Eastwood's longtailed seps
- Conservation status: Extinct (IUCN 3.1)

Scientific classification
- Kingdom: Animalia
- Phylum: Chordata
- Class: Reptilia
- Order: Squamata
- Family: Gerrhosauridae
- Genus: Tetradactylus
- Species: †T. eastwoodae
- Binomial name: †Tetradactylus eastwoodae Hewitt & Methuen, 1913

= Eastwood's long-tailed seps =

- Genus: Tetradactylus
- Species: eastwoodae
- Authority: Hewitt & Methuen, 1913
- Conservation status: EX

Species of lizard

Eastwood's longtailed seps (Tetradactylus eastwoodae), also known commonly as Eastwood's whip lizard was a species of lizard in the family Gerrhosauridae. The species was endemic to South Africa. Its natural habitat was subtropical or tropical high-altitude grassland. It became extinct due to habitat loss.

==Etymology==
The specific name, eastwoodae, is in honor of Miss A. Eastwood who collected the holotype.

==Description==
T. eastwoodae was snake-like, with very small legs.
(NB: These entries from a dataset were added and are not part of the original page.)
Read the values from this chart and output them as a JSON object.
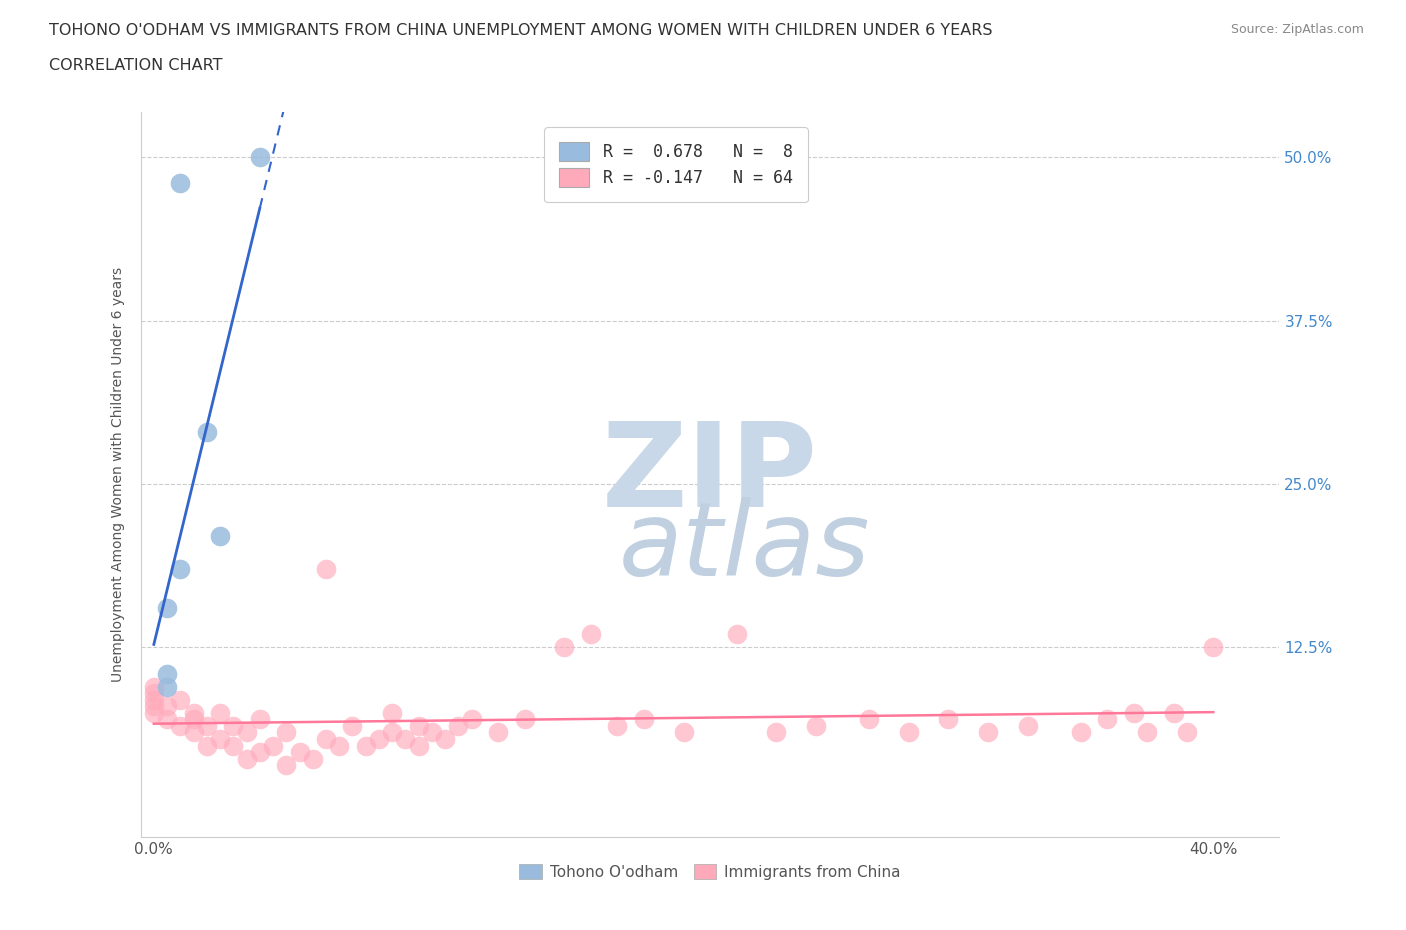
{
  "title_line1": "TOHONO O'ODHAM VS IMMIGRANTS FROM CHINA UNEMPLOYMENT AMONG WOMEN WITH CHILDREN UNDER 6 YEARS",
  "title_line2": "CORRELATION CHART",
  "source_text": "Source: ZipAtlas.com",
  "ylabel": "Unemployment Among Women with Children Under 6 years",
  "legend_r1": "R =  0.678   N =  8",
  "legend_r2": "R = -0.147   N = 64",
  "blue_scatter_color": "#99bbdd",
  "pink_scatter_color": "#ffaabb",
  "blue_line_color": "#3366cc",
  "pink_line_color": "#ff7799",
  "grid_color": "#cccccc",
  "title_color": "#333333",
  "right_tick_color": "#4488cc",
  "watermark_zip_color": "#c8d8e8",
  "watermark_atlas_color": "#c0d0e0",
  "xlim": [
    -0.005,
    0.425
  ],
  "ylim": [
    -0.02,
    0.535
  ],
  "x_ticks": [
    0.0,
    0.05,
    0.1,
    0.15,
    0.2,
    0.25,
    0.3,
    0.35,
    0.4
  ],
  "y_ticks": [
    0.0,
    0.125,
    0.25,
    0.375,
    0.5
  ],
  "tohono_x": [
    0.005,
    0.005,
    0.005,
    0.01,
    0.01,
    0.02,
    0.025,
    0.04
  ],
  "tohono_y": [
    0.095,
    0.105,
    0.155,
    0.48,
    0.185,
    0.29,
    0.21,
    0.5
  ],
  "china_x": [
    0.0,
    0.0,
    0.0,
    0.0,
    0.0,
    0.005,
    0.005,
    0.01,
    0.01,
    0.015,
    0.015,
    0.015,
    0.02,
    0.02,
    0.025,
    0.025,
    0.03,
    0.03,
    0.035,
    0.035,
    0.04,
    0.04,
    0.045,
    0.05,
    0.05,
    0.055,
    0.06,
    0.065,
    0.065,
    0.07,
    0.075,
    0.08,
    0.085,
    0.09,
    0.09,
    0.095,
    0.1,
    0.1,
    0.105,
    0.11,
    0.115,
    0.12,
    0.13,
    0.14,
    0.155,
    0.165,
    0.175,
    0.185,
    0.2,
    0.22,
    0.235,
    0.25,
    0.27,
    0.285,
    0.3,
    0.315,
    0.33,
    0.35,
    0.36,
    0.37,
    0.375,
    0.385,
    0.39,
    0.4
  ],
  "china_y": [
    0.075,
    0.08,
    0.085,
    0.09,
    0.095,
    0.07,
    0.08,
    0.065,
    0.085,
    0.06,
    0.07,
    0.075,
    0.05,
    0.065,
    0.055,
    0.075,
    0.05,
    0.065,
    0.04,
    0.06,
    0.045,
    0.07,
    0.05,
    0.035,
    0.06,
    0.045,
    0.04,
    0.055,
    0.185,
    0.05,
    0.065,
    0.05,
    0.055,
    0.06,
    0.075,
    0.055,
    0.05,
    0.065,
    0.06,
    0.055,
    0.065,
    0.07,
    0.06,
    0.07,
    0.125,
    0.135,
    0.065,
    0.07,
    0.06,
    0.135,
    0.06,
    0.065,
    0.07,
    0.06,
    0.07,
    0.06,
    0.065,
    0.06,
    0.07,
    0.075,
    0.06,
    0.075,
    0.06,
    0.125
  ]
}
Each front leg had only three toes, and each back leg had only two toes.

==Reproduction==
T. eastwoodae was oviparous.

==Extinction==
The type locality for T. eastwoodae is the Haenertsburg area near Woodbush in the Letaba district approximately 5 km West of where the Magoebaskloof hotel now is, where two specimens were found during the early 20th century around 1911. Subsequently, the area has been intensively planted to Eucalyptus and Pinus tree species for commercial use, and the grasslands where this species once occurred have now been eradicated. Searches in remaining grasslands have not been able to establish that any living specimens remain, and since no specimens since 1911 have been found, it is now considered extinct.